The International bisa dianggap sebagai barometer turnamen sukses di ranah esports. Kompetisi Dota 2 terbesar dunia itu sudah memperlihatkan kualitasnya selama bertahun-tahun.

Sampai saat ini memang belum ada tim Indonesia yang bisa menembus babak akhir TI. Beberapa mengikuti kualifikasi tapi gagal lolos. Tim terkuat di Indonesia saat ini, BOOM Esports, juga masih mengalami kesulitan.

Berbicara TI dan Dota 2, Rex Regum Qeon harusnya tak asing. Salah satu organisasi esports terbesar di Indonesia itu hanya memiliki divisi Dota 2 saat pertama kali berdiri tahun 2013.

Seperti diketahui, RRQ terbentuk karena terinspirasi ketika menonton TI3. Sampai akhirnya mereka terus berkembang sampai sekarang.



Ironisnya, divisi Dota 2 RRQ saat ini seperti ditelan bumi. Malahan divisi lain mereka yang terbilang menonjol mulai dari Mobile Legends, Free Fire, Point Blank, hingga PUBGM.

Ketika ditemui di kantor RRQ, Andrian Pauline selaku CEO tim menceritakan bahwa secara emosional, ada keinginan RRQ main di TI. Tapi, ada banyak penghalang dan prioritas yang lebih dikedepankan.

“Ada yang namanya hubungan bisnis dan emosional. Buat saya Dota 2 itu lebih ke arah emosional. Divisi yang paling lama dari yang lain. Kita belum benar-benar fully bendera putih untuk Dota 2, tapi melihat kecenderungan scene di Indonesia juga ga kayak dulu karena mulai banyak pilihan, saya harus realistis,” tuturnya.

“Apakah ke depannya kami harus ikut TI mewakili Indonesia? Kami sih pengen punya cita-cita seperti itu. Kayak sekarang tim Dota 2 paling jago BOOM Esports dan compete ke sana. Tapi even mereka yang best of the best di Indonesia masih susah. Cuma apakah RRQ suatu saat ingin ada di pentas major event, tentu ada kemauan. Tapi saya juga tak tahu ke depannya seperti apa.”

“Karena investasinya harus besar. kalau mau main shortcut seperti itu, berarti membicarakan jutaan dolar untuk mengakuisisi kelas TI yang lolos.
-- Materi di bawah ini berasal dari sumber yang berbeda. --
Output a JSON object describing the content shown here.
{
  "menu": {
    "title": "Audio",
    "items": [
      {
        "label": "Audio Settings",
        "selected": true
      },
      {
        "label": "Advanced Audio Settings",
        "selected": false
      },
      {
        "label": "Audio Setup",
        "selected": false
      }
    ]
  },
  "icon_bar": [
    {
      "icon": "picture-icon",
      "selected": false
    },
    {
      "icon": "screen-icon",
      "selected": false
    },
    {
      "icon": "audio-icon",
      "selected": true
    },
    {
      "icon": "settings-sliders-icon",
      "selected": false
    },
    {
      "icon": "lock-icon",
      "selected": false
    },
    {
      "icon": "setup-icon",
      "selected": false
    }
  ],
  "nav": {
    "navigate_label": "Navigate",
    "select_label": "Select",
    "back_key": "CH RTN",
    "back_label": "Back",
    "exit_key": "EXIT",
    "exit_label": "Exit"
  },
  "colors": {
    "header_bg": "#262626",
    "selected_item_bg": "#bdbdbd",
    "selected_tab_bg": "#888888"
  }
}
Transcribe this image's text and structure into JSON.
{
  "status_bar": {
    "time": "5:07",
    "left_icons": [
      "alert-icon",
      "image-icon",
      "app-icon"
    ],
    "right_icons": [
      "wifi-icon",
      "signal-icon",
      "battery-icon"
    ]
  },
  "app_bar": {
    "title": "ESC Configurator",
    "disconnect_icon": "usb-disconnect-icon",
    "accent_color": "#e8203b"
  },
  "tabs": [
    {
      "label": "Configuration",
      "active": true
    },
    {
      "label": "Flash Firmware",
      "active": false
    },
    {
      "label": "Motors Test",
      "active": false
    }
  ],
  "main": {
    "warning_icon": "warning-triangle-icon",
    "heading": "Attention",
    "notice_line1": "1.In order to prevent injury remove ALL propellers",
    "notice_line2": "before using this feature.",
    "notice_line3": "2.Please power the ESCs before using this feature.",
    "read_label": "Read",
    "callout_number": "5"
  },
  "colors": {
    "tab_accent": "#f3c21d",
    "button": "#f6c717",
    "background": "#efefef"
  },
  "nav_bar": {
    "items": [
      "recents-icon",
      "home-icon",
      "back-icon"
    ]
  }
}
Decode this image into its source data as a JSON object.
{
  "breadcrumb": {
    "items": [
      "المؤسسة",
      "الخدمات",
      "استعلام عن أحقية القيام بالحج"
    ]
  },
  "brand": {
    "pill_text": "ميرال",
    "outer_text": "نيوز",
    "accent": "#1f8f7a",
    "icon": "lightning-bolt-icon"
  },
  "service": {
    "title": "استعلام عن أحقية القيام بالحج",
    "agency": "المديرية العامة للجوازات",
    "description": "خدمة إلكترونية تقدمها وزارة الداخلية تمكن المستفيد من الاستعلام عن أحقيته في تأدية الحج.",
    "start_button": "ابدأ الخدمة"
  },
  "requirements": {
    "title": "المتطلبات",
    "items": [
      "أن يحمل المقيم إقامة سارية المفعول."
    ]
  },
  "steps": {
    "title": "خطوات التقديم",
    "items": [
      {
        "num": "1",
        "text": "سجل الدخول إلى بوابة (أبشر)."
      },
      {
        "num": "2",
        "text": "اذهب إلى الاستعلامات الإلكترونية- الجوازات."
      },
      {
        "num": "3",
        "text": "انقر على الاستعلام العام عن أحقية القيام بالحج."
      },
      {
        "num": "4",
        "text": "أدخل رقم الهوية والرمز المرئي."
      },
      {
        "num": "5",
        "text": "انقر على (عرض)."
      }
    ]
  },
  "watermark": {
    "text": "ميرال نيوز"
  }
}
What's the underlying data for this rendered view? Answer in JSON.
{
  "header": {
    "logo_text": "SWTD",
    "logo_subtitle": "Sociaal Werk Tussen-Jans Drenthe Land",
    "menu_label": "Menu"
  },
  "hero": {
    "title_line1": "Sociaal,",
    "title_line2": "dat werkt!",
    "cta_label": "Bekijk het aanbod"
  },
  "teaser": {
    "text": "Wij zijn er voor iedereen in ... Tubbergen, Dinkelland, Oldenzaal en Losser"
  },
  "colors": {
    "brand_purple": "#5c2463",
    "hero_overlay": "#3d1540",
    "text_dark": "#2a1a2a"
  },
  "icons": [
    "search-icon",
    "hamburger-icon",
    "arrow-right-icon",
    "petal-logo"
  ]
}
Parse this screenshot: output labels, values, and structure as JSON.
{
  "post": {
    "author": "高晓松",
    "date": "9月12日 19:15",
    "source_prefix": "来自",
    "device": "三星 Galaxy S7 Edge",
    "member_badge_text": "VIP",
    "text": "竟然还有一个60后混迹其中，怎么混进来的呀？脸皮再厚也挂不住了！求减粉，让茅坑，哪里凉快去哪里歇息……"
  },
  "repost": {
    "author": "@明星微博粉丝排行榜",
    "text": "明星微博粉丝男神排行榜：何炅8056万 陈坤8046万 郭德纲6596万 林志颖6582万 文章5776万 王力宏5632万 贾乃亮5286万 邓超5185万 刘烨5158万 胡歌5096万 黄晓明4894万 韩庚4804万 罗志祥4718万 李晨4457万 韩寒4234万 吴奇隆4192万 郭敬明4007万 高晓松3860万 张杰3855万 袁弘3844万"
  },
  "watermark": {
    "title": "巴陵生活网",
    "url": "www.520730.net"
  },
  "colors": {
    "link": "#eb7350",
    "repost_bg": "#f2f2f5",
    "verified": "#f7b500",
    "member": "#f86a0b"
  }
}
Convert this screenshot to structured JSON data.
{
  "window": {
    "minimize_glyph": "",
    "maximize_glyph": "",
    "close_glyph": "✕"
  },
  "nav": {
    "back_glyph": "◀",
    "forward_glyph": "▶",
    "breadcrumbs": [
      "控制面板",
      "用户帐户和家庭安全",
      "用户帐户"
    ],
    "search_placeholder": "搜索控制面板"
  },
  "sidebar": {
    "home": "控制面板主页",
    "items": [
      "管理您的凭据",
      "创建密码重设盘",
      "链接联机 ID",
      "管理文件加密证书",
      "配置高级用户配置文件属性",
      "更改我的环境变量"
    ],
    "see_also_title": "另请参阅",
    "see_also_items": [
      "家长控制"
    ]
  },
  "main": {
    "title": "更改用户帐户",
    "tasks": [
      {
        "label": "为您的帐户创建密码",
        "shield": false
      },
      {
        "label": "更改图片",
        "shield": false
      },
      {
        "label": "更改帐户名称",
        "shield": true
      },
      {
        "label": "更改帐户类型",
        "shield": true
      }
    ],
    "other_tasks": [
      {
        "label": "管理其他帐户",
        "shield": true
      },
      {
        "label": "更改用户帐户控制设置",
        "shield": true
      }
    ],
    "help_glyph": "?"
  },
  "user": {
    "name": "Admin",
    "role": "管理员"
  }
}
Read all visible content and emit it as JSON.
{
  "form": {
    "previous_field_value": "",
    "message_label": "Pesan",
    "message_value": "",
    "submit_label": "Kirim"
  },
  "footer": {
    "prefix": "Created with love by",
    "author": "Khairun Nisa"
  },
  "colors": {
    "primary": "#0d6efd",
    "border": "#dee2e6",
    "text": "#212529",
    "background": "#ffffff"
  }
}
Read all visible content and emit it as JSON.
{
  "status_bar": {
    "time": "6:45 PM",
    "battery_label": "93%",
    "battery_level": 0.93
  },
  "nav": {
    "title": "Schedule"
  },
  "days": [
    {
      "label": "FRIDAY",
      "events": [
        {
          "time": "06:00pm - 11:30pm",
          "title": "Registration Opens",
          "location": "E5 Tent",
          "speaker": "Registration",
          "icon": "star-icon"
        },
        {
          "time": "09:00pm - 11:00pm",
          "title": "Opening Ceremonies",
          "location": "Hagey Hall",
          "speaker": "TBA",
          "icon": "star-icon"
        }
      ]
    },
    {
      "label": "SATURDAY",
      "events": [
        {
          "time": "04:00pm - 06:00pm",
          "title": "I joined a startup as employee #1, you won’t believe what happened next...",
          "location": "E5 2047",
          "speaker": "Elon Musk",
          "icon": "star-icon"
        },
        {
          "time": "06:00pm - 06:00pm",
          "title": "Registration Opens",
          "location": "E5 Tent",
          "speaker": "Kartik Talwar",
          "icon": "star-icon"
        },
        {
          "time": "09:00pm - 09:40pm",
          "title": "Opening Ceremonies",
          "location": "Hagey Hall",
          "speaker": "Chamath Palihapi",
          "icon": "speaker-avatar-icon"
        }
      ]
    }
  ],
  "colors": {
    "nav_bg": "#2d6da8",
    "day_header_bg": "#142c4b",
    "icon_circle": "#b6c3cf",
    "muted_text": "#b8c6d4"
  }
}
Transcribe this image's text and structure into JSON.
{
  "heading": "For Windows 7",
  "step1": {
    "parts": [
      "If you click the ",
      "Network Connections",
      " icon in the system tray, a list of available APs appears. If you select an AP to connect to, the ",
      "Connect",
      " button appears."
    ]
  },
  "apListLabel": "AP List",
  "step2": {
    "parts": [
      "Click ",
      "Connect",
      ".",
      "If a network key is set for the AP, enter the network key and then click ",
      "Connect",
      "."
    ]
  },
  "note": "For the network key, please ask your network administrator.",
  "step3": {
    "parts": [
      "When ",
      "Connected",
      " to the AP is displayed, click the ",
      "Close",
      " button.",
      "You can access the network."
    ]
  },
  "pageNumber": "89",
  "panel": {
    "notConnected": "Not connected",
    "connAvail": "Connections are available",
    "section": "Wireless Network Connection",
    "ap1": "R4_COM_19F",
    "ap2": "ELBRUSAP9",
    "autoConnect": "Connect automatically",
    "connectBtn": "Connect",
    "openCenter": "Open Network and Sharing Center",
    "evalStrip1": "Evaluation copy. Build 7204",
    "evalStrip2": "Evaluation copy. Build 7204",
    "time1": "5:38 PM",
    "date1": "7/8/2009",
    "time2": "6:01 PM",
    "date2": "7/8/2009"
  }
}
Ironis kalau misalnya akhirnya ada nama RRQ di pentas dunia, tapi harus mengeluarkan segitu banyak, sedangkan jika uang itu dipakai di RRQ pusat bisa bikin berapa banyak tim dan membantu berapa banyak orang. Ada pertimbangan-pertimbangannya apakah pilihannya bijak.”

“Tapi, kalau bicara mimpi, pengen banget. Cuma akhirnya melihat kondisi. Pengen lihat ada lima anak Indonesia ke TI, tapi susah, susah banget. Karena komunitasnya di Indonesia makin kecil. Gamenya pun makin kompleks, sehingga banyak player pindah ke mobile,” tutup dia.